Somewhat unexpectedly, the author's 'Part Four'--entitled 'Epilogue'--contains just two chapters, one on 'The Christian Hope' (chapter XVII, pp. 439-489) and the other on 'Mary and the Saints' (chapter XVIII, pp. 490-499). Several turns of phrase in these two chapters encourage the view that these subjects fall into an 'epilogue' as much because the author was able to come to them only lately as because they are afterthoughts in the development of early Christian dogma.
In his consideration of eschatology, Kelly surveys the twin elements of the apostolic teaching that forever consign Christian thought to managing the tension between the once-and-for-all 'nowness' of a new kingdom, on the one hand, and the expectation of a spectacular consummation at the end of ordinary time, as another. Along other lines, the early church struggled with the nature of resurrection. Was it chiefly a corporate experience or, rather, did it represent the endpoint of individual human existence and its entrance or even release into the world to come? Is the nature of the resurrected body identical with that of what we know in this world's experience or, alternatively, is resurrection metaphorical of the eternality of the soul or is the human body as we know it susceptible to a transformation that requires continuity with present experience in the light of an intensified or glorified extension of it?
Does prophetic and apostolic expectation merge with the famous twentieth chapter of John's revelation in a way that constructs a chiliastic or millenarian hope, or is this vision rather to be construed as a picturesque representation of the church's experience in this age.
Finally, is the blessing of the life to come representative of a perfect contemplation of God or will we yet see through a glass darkly, even if (much) less darkly?
From the perspective of this reviewer, none of these considerations ought from either a historical or a theological viewpoint be consigned to marginal status, and so it is advisable to read this chapter of Kelley's work without undue attention to its label.
Finally, the author takes account of the natural preoccupation of the early church with honoring the mother of its Lord. Defining the nature and duration of her virginity may seem a colossally unfathomable preoccupation to moderns but was arguably a natural sidebar to the reverential instinct. Signs of a cult of Mary are evident, if just, by the third century. Yet the orthodox Church's respect for the person some would both describe and address as theotokos was restrained by the gospel's own witness to her need for correction by her beloved son.

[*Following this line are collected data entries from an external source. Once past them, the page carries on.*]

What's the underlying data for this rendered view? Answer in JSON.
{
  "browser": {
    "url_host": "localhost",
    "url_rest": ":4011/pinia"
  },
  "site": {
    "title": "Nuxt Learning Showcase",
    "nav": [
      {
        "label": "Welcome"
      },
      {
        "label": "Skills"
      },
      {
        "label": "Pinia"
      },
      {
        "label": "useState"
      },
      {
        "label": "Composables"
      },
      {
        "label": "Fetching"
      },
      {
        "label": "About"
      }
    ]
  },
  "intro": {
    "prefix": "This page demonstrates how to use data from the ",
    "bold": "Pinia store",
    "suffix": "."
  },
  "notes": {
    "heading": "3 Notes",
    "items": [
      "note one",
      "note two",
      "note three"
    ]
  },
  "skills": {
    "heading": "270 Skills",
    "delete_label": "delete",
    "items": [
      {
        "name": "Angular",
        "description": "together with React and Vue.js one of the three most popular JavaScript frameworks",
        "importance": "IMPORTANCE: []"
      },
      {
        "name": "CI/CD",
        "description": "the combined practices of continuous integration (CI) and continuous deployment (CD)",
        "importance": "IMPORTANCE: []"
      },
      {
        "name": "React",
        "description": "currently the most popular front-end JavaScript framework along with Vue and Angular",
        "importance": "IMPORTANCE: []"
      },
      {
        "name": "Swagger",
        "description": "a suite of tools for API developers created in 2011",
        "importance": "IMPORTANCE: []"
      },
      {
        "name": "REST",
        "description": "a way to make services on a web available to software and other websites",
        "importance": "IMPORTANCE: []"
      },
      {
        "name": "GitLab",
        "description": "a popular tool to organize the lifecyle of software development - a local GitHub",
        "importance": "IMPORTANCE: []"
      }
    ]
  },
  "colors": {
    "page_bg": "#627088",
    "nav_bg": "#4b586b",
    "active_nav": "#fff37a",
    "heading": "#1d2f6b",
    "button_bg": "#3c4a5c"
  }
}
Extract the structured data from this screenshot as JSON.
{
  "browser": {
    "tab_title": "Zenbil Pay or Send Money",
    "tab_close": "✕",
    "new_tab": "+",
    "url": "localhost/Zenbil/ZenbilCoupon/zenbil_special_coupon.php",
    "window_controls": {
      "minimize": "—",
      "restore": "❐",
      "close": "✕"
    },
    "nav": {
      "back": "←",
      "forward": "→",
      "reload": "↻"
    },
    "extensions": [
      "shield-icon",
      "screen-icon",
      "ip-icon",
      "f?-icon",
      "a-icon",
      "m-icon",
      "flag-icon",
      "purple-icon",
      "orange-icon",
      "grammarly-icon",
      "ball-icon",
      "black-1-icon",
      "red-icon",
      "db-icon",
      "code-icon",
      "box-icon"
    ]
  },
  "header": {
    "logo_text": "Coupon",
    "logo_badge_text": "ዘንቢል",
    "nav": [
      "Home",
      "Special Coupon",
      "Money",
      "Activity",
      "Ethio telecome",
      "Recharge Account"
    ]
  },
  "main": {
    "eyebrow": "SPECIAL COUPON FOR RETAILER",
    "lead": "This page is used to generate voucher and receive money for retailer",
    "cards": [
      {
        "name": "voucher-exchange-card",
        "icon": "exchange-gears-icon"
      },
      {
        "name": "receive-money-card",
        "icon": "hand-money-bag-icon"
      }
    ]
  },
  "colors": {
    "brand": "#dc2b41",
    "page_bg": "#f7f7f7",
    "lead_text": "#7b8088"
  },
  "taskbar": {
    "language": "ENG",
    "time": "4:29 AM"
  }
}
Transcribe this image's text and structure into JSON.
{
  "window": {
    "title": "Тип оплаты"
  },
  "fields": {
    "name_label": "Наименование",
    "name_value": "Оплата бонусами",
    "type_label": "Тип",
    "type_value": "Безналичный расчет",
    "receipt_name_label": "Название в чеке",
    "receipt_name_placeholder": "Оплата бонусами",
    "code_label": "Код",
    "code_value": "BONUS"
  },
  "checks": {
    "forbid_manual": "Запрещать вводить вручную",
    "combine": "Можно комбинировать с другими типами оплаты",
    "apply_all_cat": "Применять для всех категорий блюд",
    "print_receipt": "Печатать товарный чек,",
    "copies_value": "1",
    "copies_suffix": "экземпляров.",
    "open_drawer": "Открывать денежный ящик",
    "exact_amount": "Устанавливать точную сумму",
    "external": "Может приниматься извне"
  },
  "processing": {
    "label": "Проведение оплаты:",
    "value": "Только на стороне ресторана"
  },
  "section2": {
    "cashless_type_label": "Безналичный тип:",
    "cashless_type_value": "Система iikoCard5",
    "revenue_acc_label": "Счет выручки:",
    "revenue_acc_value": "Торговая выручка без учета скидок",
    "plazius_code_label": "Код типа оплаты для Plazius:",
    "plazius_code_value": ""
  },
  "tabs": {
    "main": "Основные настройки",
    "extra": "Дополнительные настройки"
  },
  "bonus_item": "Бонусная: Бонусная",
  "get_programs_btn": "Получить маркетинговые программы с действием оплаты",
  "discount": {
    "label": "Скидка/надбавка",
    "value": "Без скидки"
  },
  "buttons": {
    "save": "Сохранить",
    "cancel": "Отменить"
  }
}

It is difficult to assess a work like this in a few words. One attempt to do so finds recourse to the word 'classic' to characterize the enduring power of Kelly's synopsis of a body of material that easily overwhelms a lesser student. This reviewer has no hesitation in doing so.
Early Christian Doctrines is perhaps the finest such synopsis to see the light in the last century. That it is read still by historians and theology students is testament not to some preternatural ability to anticipate academic development since its first publication, but rather to a uniquely masterful statement of what we knew not so long ago that somehow still stands as an adequate point of departure a half century hence.